Calculate the work done on the piano by the man

(b)

The work done by the man on the piano can be calculated as:

\(\begin{aligned}{W_{\rm{P}}} &= {F_P}d\cos \left( {180^\circ } \right)\\{W_{\rm{P}}} &= \left( {1573.83\;{\rm{N}}} \right)\left( {2.9\;{\rm{m}}} \right)\cos \left( {180^\circ } \right)\\{W_{\rm{P}}} &= - 4564.10\end{aligned}\)

Thus, the work done on the piano by the man is \( - 4564.10\;{\rm{J}}\).

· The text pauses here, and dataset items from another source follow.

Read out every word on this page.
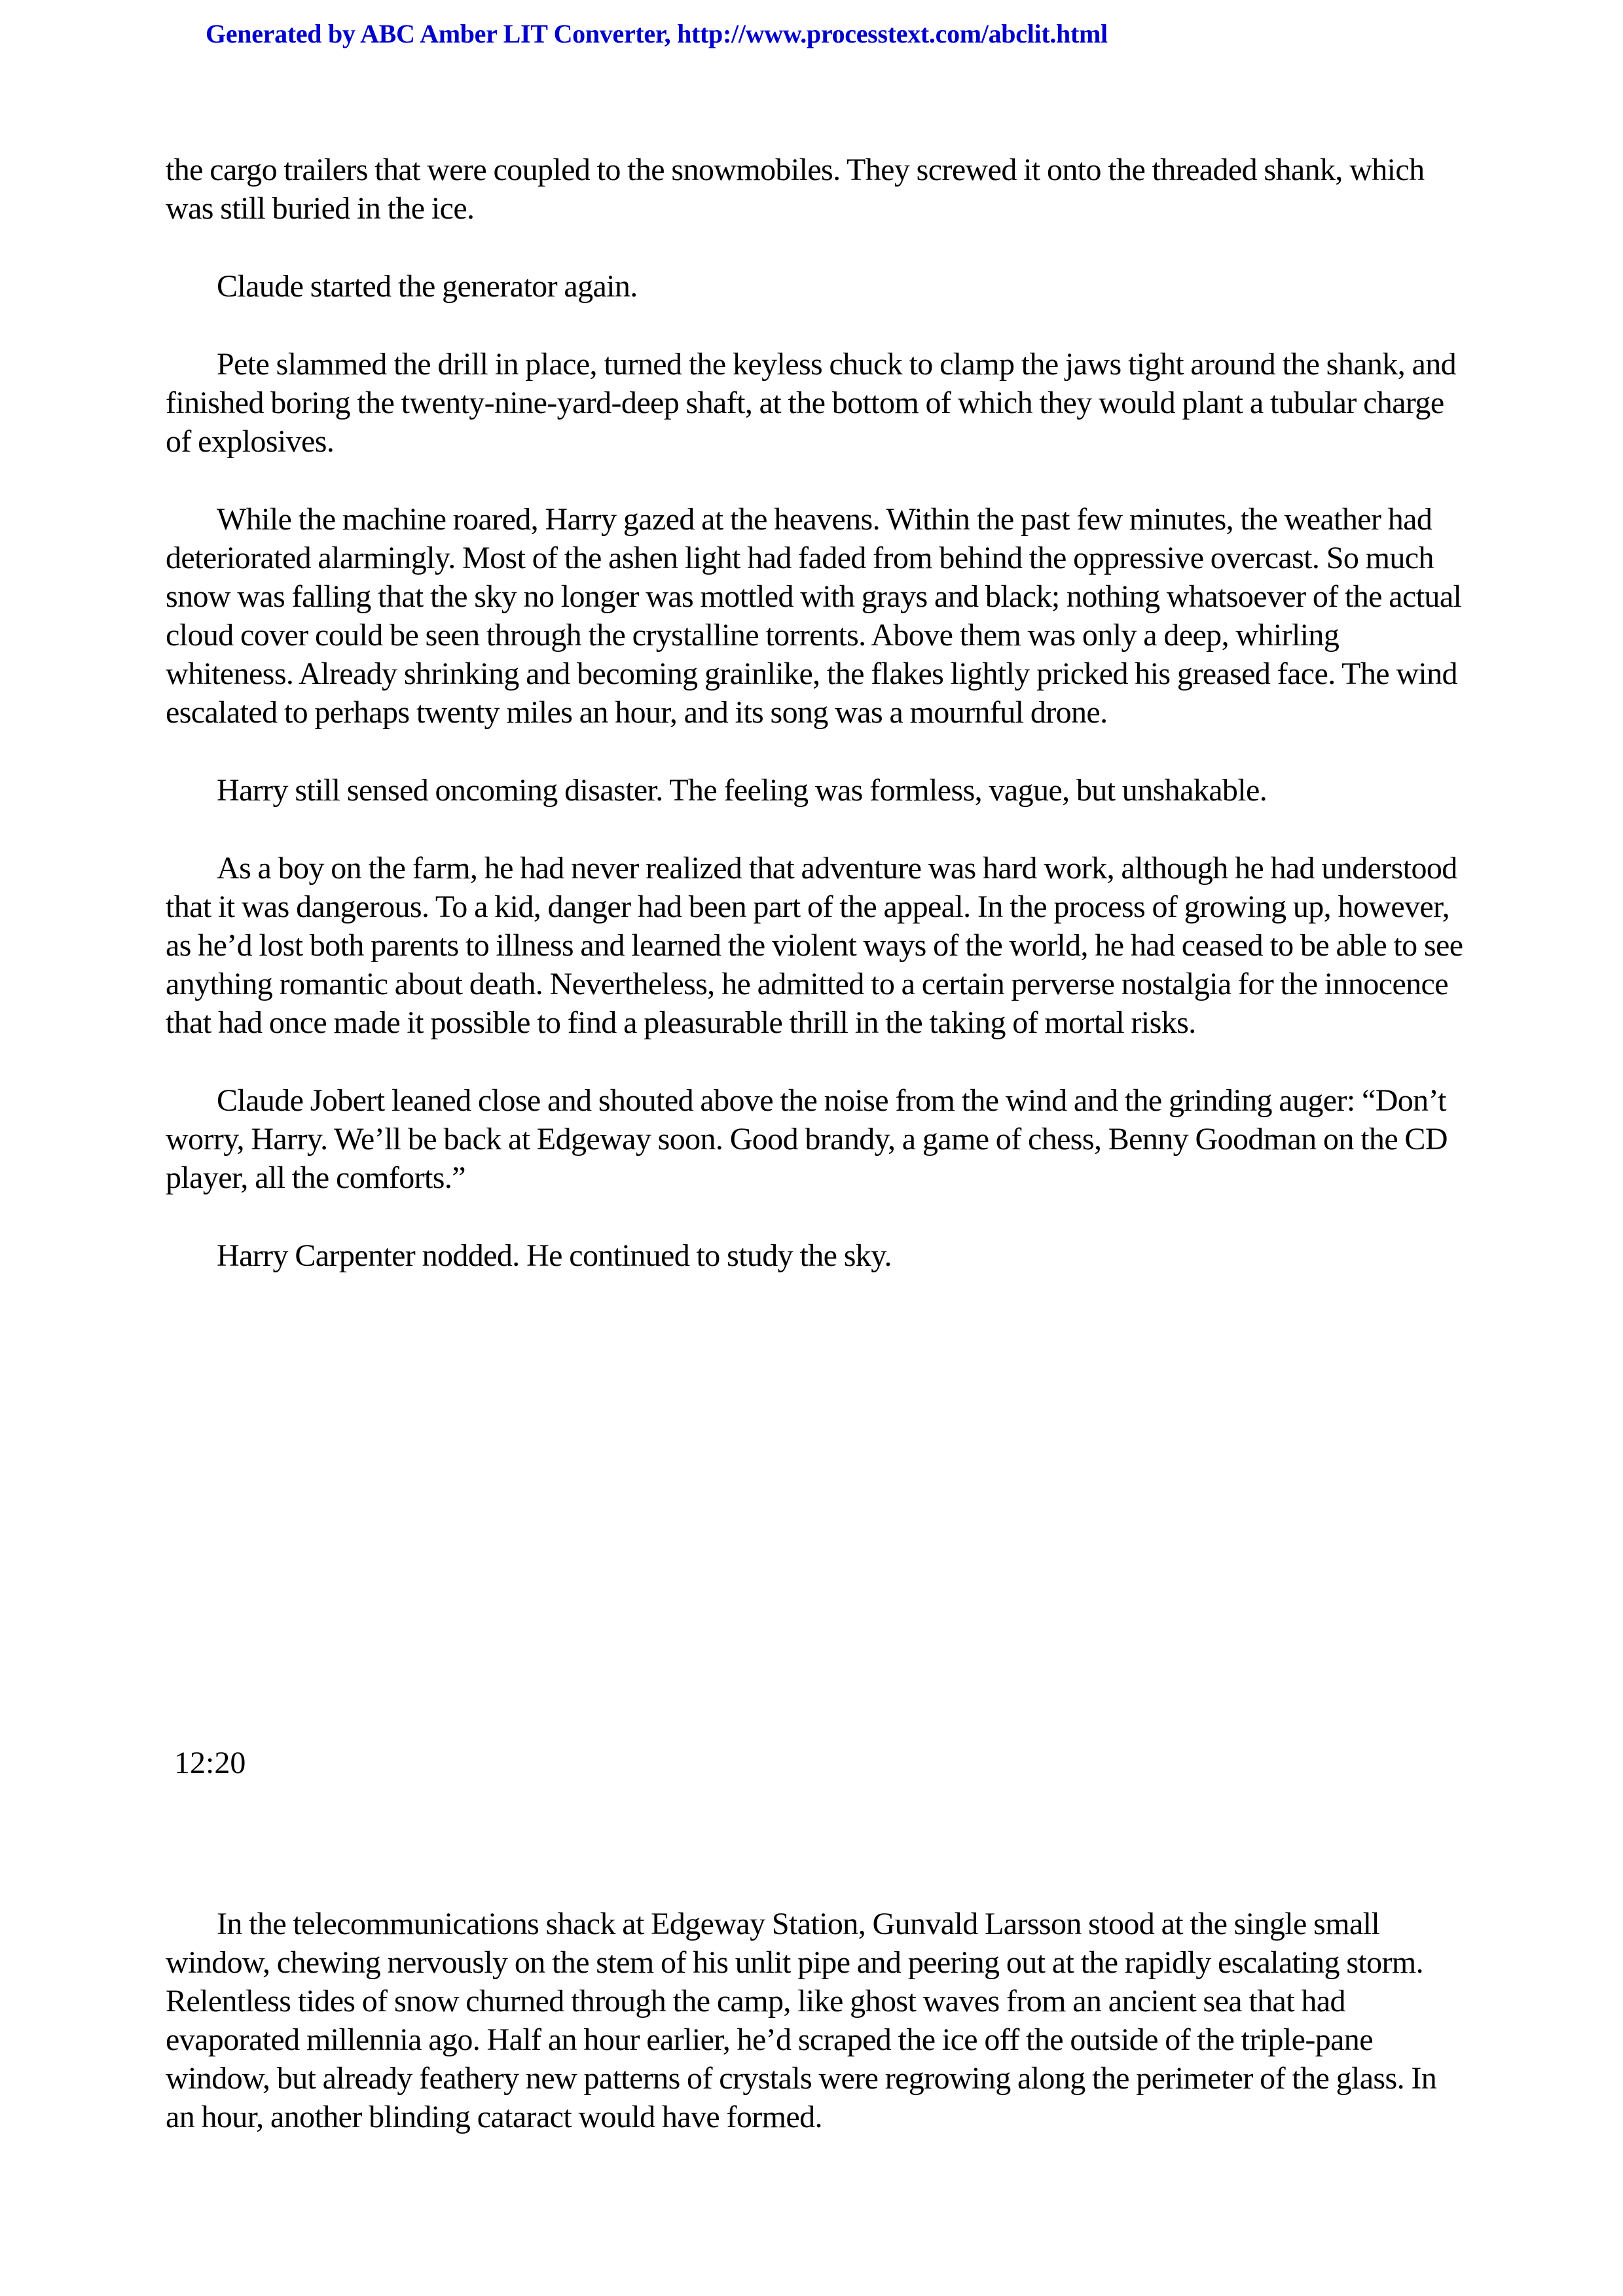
Generated by ABC Amber LIT Converter, http://www.processtext.com/abclit.html

the cargo trailers that were coupled to the snowmobiles. They screwed it onto the threaded shank, which was still buried in the ice.

Claude started the generator again.

Pete slammed the drill in place, turned the keyless chuck to clamp the jaws tight around the shank, and finished boring the twenty-nine-yard-deep shaft, at the bottom of which they would plant a tubular charge of explosives.

While the machine roared, Harry gazed at the heavens. Within the past few minutes, the weather had deteriorated alarmingly. Most of the ashen light had faded from behind the oppressive overcast. So much snow was falling that the sky no longer was mottled with grays and black; nothing whatsoever of the actual cloud cover could be seen through the crystalline torrents. Above them was only a deep, whirling whiteness. Already shrinking and becoming grainlike, the flakes lightly pricked his greased face. The wind escalated to perhaps twenty miles an hour, and its song was a mournful drone.

Harry still sensed oncoming disaster. The feeling was formless, vague, but unshakable.

As a boy on the farm, he had never realized that adventure was hard work, although he had understood that it was dangerous. To a kid, danger had been part of the appeal. In the process of growing up, however, as he’d lost both parents to illness and learned the violent ways of the world, he had ceased to be able to see anything romantic about death. Nevertheless, he admitted to a certain perverse nostalgia for the innocence that had once made it possible to find a pleasurable thrill in the taking of mortal risks.

Claude Jobert leaned close and shouted above the noise from the wind and the grinding auger: “Don’t worry, Harry. We’ll be back at Edgeway soon. Good brandy, a game of chess, Benny Goodman on the CD player, all the comforts.”

Harry Carpenter nodded. He continued to study the sky.

12:20

In the telecommunications shack at Edgeway Station, Gunvald Larsson stood at the single small window, chewing nervously on the stem of his unlit pipe and peering out at the rapidly escalating storm. Relentless tides of snow churned through the camp, like ghost waves from an ancient sea that had evaporated millennia ago. Half an hour earlier, he’d scraped the ice off the outside of the triple-pane window, but already feathery new patterns of crystals were regrowing along the perimeter of the glass. In an hour, another blinding cataract would have formed.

Calculate the work done on the piano by the force of gravity

(c)

The work done on the piano by the force of gravity can be calculated as:

\(\begin{aligned}{W_{\rm{G}}} &= {F_{\rm{G}}}s\cos \left( {90^\circ - 25^\circ } \right)\\{W_{\rm{G}}} &= mgs\cos \left( {65^\circ } \right)\\{W_{\rm{G}}} &= \left( {380\;{\rm{kg}}} \right)\left( {9.8\;{{\rm{m}} \mathord{\left/ {\vphantom {{\rm{m}} {{{\rm{s}}^{\rm{2}}}}}} \right.} {{{\rm{s}}^{\rm{2}}}}}} \right)\left( {2.9\;{\rm{m}}} \right)\cos \left( {65^\circ } \right)\\{W_{\rm{G}}} &= 4564.10\;{\rm{J}}\end{aligned}\)

Thus, the work done on the piano by the force of gravity is \(4564.10\;{\rm{J}}\).

Calculate the net work done on the piano

(d)

The net work done on the piano can be calculated as:

\(\begin{aligned}{W_{{\rm{net}}}} &= {W_{\rm{P}}} + {W_{\rm{G}}}\\{W_{{\rm{net}}}} &= \left( { - 4564.10\;{\rm{J}}} \right) + \left( {4564.10\;{\rm{J}}} \right)\\{W_{{\rm{net}}}} &= 0\;{\rm{J}}\end{aligned}\)

Thus, the net work done on the piano is \(0\;{\rm{J}}\).